The cost of that borrowing had already jumped higher on Wednesday after the country’s banks asked to tap some of the $22bn still left in a 2008 IMF fund to help them cope with the credit crisis.

However, George Papaconstantinou, the finance minister, said the country’s austerity programme would work.

“I reiterate emphatically that the country continues and will continue to borrow normally,” Papaconstantinou said.

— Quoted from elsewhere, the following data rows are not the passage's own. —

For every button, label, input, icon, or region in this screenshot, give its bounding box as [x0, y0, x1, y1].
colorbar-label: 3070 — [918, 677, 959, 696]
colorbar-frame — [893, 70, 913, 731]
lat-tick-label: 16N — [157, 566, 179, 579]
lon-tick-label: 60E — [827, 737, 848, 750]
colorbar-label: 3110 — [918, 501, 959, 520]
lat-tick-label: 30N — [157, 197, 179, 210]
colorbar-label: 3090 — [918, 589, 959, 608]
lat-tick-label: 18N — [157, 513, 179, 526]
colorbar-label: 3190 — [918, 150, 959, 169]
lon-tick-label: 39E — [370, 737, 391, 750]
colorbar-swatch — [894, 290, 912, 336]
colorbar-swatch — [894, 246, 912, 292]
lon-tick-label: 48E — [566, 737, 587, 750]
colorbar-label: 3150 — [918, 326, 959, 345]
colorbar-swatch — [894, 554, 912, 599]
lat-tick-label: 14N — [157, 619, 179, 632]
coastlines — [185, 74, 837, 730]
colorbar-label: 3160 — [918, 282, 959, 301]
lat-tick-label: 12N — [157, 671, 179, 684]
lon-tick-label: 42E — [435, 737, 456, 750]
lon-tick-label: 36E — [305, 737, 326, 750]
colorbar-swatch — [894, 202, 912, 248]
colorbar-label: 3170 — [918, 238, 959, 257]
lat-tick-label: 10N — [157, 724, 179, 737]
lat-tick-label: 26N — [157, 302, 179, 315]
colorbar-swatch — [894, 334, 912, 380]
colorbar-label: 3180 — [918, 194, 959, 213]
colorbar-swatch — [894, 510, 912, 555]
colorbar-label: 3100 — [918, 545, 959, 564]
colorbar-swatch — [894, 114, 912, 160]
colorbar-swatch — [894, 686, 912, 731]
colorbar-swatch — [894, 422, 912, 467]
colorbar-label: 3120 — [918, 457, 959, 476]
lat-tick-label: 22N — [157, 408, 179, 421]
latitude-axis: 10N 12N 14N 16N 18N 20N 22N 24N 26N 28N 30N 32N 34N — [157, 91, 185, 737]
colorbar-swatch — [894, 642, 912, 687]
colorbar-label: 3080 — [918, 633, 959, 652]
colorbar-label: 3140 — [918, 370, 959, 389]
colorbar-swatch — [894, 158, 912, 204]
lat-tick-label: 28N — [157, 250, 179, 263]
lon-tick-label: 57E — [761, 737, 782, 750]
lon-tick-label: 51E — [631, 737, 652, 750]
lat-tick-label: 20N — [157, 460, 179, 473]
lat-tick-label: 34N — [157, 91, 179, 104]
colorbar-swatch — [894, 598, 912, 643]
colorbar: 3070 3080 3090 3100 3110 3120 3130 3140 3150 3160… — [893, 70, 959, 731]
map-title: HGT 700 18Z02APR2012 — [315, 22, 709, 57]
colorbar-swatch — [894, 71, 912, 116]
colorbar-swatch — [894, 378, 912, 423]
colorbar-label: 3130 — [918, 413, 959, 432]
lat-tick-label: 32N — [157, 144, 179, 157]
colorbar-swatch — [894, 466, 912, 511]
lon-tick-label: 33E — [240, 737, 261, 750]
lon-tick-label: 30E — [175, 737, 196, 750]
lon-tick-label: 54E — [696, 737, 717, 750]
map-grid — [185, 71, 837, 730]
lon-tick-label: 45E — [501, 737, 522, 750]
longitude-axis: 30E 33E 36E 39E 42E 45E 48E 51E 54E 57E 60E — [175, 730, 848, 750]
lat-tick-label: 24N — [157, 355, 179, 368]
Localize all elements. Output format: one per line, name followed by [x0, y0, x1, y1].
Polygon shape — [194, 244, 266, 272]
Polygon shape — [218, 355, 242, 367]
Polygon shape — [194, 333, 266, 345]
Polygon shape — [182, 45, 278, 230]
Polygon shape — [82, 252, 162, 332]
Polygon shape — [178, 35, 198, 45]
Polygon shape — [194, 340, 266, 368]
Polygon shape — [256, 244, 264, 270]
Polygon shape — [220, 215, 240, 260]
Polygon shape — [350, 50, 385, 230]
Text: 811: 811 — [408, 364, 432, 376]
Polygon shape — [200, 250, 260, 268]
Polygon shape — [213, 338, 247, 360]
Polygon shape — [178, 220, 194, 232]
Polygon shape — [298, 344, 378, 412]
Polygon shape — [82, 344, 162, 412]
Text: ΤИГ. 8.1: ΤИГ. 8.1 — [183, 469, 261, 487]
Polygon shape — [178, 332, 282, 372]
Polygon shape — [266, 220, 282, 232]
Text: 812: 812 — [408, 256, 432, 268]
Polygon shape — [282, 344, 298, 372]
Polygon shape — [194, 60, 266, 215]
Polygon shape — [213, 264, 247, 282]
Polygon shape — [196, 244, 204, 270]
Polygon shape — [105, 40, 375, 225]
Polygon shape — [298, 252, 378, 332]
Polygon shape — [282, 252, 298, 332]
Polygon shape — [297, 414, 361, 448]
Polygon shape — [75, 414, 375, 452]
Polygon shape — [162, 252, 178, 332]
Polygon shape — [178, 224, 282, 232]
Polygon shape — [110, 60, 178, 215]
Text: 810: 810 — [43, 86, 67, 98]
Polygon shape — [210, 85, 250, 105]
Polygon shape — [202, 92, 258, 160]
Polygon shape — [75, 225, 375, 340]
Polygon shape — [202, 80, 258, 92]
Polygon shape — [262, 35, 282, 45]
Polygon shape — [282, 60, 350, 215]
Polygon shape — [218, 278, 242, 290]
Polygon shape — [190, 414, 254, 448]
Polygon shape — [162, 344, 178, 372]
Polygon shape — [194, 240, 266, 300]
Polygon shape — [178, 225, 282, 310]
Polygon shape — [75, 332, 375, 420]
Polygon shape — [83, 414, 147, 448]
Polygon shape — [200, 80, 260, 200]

“We have a plan and the budget is being implemented properly and remains within its targets.”

Jean-Claude Trichet, the president of the European Central Bank, said that a default was “not an issue” for the country.

‘Time running out’

However, some analysts have said that the spike in borrowing costs will force Greece to use the EU-IMF rescue plan.

“There can now be little doubt that Greece will have to turn to the IMF for help,” Beat Siegenthaler, a UBS currency strategist, said.

With bond yields high and reports of depositors moving money out of Greek banks, “time could quickly run out,” he said.

Greece has said that if possible it will continue to borrow from markets rather then the EU-IMF package, which they see as a last resort.

It is trying to convince investors that it can shrink its huge deficit and eventually cut a debt load equal to an expected 120 per cent of its annual economic output.

It is facing weak foreign demand for its bonds and is struggling to raise about $22bn to roll over debt and cover spending through to the end of May.